Background
Carlos Rafael Rodríguez was born on 23 May 1913 in Cienfuegos.
government official politician
Carlos Rafael Rodríguez was born on 23 May 1913 in Cienfuegos.
Rodriguez received his doctorate in economics from the University of Havana in 1939.
He held appointments as mayor of Cienfuegos during the Revolution of 1933 and as a member of the national Civil Service Commission from 1934 until 1944. He joined the old Communist Party in 1932 and became a member of the Central Committee of the reorganized Partido Socialista Popular (PSP) in 1939. In 1944 he was appointed to Fulgencio Batista y Zaldivar’s cabinet as Minister Without Portfolio. Rodriguez was the only person to serve in both Batista’s and Castro’s cabinets.
From 1959 to 1962 he served as editor of the Communist daily paper. Hoy, from 1962 until 1965, he was president of the National Institute of Agrarian Reform; and when Castro created the Organizaciones Revolucionarias Integradas in 1961, as the regime’s single party, he was given a major role over economic matters in the new organization. In 1965 he became a member of the Secretariat of the newly created Partido Comunista dc Cuba (PCC).
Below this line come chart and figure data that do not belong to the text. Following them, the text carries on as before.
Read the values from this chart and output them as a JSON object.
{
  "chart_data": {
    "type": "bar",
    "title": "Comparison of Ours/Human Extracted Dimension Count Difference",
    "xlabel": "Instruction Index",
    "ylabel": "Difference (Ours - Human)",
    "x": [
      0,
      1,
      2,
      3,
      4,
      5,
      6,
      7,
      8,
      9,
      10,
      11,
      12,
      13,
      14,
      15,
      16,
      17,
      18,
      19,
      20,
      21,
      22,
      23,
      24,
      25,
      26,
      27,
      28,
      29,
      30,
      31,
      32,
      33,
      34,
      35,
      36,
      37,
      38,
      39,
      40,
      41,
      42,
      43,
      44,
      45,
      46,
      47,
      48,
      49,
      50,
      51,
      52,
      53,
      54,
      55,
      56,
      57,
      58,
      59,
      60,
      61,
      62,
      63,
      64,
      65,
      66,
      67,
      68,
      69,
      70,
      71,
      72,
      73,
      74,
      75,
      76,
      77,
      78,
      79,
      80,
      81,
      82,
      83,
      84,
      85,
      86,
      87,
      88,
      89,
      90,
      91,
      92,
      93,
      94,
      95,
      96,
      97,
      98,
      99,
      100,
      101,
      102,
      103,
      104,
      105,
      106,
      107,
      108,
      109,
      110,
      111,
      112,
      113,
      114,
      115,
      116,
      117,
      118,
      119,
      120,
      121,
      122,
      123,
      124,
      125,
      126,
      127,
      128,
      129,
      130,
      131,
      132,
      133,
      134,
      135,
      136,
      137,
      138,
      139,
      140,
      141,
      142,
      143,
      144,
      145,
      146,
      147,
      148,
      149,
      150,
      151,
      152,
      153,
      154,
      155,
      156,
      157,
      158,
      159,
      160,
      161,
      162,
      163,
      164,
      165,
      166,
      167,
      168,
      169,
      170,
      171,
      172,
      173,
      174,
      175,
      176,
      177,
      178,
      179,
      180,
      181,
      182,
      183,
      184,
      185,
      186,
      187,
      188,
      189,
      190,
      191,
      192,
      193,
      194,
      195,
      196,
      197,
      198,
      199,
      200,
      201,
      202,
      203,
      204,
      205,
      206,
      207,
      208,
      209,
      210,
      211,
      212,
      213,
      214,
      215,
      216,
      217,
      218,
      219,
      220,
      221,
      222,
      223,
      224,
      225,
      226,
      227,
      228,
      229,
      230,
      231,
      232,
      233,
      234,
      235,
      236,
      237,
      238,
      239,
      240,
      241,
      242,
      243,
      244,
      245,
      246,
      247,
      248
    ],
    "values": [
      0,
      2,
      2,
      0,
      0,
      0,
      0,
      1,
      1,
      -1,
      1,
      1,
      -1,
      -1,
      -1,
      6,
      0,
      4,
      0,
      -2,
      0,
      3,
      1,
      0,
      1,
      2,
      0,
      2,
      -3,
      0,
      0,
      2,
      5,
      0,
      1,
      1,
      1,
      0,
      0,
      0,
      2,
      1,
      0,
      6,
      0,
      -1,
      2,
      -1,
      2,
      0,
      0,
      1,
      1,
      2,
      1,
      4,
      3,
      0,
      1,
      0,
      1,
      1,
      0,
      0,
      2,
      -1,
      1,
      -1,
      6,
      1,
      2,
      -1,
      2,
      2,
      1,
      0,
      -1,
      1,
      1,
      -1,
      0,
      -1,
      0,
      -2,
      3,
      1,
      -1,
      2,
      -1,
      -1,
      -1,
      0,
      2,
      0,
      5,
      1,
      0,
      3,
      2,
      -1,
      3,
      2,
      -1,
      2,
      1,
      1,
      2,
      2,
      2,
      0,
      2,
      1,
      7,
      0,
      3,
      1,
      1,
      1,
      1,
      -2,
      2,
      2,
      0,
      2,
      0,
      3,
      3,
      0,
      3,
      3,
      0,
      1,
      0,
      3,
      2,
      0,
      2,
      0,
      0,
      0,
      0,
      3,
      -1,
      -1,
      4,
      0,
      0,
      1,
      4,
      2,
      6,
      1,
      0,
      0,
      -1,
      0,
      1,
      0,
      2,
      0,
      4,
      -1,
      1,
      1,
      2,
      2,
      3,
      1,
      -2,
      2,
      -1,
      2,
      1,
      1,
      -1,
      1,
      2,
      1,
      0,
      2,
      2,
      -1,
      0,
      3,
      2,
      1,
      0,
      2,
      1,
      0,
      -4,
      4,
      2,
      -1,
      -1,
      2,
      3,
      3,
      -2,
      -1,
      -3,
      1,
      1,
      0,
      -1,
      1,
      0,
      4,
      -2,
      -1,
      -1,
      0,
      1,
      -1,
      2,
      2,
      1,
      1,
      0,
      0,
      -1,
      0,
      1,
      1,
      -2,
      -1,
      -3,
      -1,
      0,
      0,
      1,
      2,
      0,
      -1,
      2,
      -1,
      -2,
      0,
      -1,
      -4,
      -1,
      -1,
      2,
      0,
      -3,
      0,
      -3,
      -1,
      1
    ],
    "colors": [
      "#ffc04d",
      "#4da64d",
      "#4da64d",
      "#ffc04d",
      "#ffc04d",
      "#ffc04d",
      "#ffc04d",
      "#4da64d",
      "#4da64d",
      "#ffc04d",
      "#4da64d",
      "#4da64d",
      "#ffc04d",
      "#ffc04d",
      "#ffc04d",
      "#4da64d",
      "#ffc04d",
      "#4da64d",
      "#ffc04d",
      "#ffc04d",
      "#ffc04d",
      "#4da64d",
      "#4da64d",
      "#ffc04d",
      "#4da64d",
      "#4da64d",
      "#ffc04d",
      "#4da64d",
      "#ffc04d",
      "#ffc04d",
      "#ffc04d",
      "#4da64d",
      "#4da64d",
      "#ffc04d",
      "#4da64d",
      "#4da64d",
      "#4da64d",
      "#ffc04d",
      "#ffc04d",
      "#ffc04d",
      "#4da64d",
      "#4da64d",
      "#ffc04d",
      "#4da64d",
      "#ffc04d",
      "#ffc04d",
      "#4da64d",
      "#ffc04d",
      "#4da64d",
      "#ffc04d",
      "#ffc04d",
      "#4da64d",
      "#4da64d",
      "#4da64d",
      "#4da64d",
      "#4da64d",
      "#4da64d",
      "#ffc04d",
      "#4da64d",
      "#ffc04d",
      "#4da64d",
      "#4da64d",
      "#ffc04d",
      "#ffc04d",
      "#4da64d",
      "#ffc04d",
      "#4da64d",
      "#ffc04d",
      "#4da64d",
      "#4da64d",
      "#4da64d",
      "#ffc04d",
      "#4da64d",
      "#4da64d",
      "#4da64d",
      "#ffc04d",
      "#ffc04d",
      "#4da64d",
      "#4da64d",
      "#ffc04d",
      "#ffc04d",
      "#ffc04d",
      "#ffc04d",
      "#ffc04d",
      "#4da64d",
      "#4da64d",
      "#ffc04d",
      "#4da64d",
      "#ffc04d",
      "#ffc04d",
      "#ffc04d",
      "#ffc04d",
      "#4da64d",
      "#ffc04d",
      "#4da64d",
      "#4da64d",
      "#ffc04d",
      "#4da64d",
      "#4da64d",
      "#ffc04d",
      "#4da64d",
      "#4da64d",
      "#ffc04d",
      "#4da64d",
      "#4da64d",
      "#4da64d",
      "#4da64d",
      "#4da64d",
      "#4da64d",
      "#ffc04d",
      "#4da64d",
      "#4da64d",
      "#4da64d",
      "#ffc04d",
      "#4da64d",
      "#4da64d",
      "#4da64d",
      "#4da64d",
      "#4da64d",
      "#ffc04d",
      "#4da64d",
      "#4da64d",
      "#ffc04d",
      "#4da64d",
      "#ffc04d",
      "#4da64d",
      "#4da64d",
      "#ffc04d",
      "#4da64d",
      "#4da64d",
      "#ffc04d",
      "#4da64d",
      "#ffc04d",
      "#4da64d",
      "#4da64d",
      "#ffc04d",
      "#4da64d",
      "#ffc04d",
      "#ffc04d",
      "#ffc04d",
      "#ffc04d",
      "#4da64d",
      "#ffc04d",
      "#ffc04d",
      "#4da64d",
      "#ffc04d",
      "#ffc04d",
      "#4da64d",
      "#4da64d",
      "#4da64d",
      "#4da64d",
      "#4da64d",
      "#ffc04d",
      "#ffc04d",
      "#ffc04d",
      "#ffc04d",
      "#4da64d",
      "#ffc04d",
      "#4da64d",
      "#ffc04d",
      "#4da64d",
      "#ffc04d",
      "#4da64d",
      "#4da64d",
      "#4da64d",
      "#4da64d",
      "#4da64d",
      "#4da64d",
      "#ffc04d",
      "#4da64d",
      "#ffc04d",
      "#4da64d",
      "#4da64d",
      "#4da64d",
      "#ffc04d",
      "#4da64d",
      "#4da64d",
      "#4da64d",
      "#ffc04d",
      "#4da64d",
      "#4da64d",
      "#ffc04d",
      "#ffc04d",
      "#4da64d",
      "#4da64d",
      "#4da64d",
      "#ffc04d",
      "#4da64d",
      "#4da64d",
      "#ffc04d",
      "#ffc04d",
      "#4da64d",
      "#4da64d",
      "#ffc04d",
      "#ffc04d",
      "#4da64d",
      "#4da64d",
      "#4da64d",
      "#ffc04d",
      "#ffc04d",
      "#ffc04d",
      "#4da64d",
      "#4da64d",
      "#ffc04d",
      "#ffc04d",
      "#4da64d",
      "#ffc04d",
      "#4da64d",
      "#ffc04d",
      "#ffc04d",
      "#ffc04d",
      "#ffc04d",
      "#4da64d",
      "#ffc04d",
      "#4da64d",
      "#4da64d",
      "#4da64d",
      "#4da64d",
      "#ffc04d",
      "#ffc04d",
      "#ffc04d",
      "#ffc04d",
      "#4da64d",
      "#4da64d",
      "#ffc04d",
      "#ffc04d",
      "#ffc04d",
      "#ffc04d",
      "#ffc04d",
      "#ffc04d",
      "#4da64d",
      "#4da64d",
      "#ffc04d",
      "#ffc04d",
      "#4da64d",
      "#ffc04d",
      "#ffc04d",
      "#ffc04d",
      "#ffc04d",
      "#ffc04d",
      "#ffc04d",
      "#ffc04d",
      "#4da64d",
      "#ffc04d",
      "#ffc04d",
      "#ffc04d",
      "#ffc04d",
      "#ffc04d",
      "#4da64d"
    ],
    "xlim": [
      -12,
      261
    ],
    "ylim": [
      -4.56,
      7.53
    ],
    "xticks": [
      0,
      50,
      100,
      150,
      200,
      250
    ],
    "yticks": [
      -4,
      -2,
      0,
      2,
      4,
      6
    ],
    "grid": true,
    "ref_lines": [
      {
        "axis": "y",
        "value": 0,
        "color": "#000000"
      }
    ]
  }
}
During the late 1960s Rodriguez fell from favor with Fidel Castro but made a strong comeback in the early 1970s, when he directed a regulatory commission overseeing Cuban-Soviet economic, technical, and scientific exchanges. He was appointed to the Politburo in 1975 and to the Council of State in 1976. Thereafter, he played a vital role in the development of foreign policy and management of the economy.
As one of the dominant leaders of the PSP, Rodriguez visited Fidel Castro in the Sierra Maestra in July 1957, where he signed a mutual aid pact with the 26th of July Movement. Opposed by many PSP members, this agreement led to Communist support of both the clandestine struggle and the guerrillas in the mountains.
Rodriguez made the transition to the Castro era with relative ease.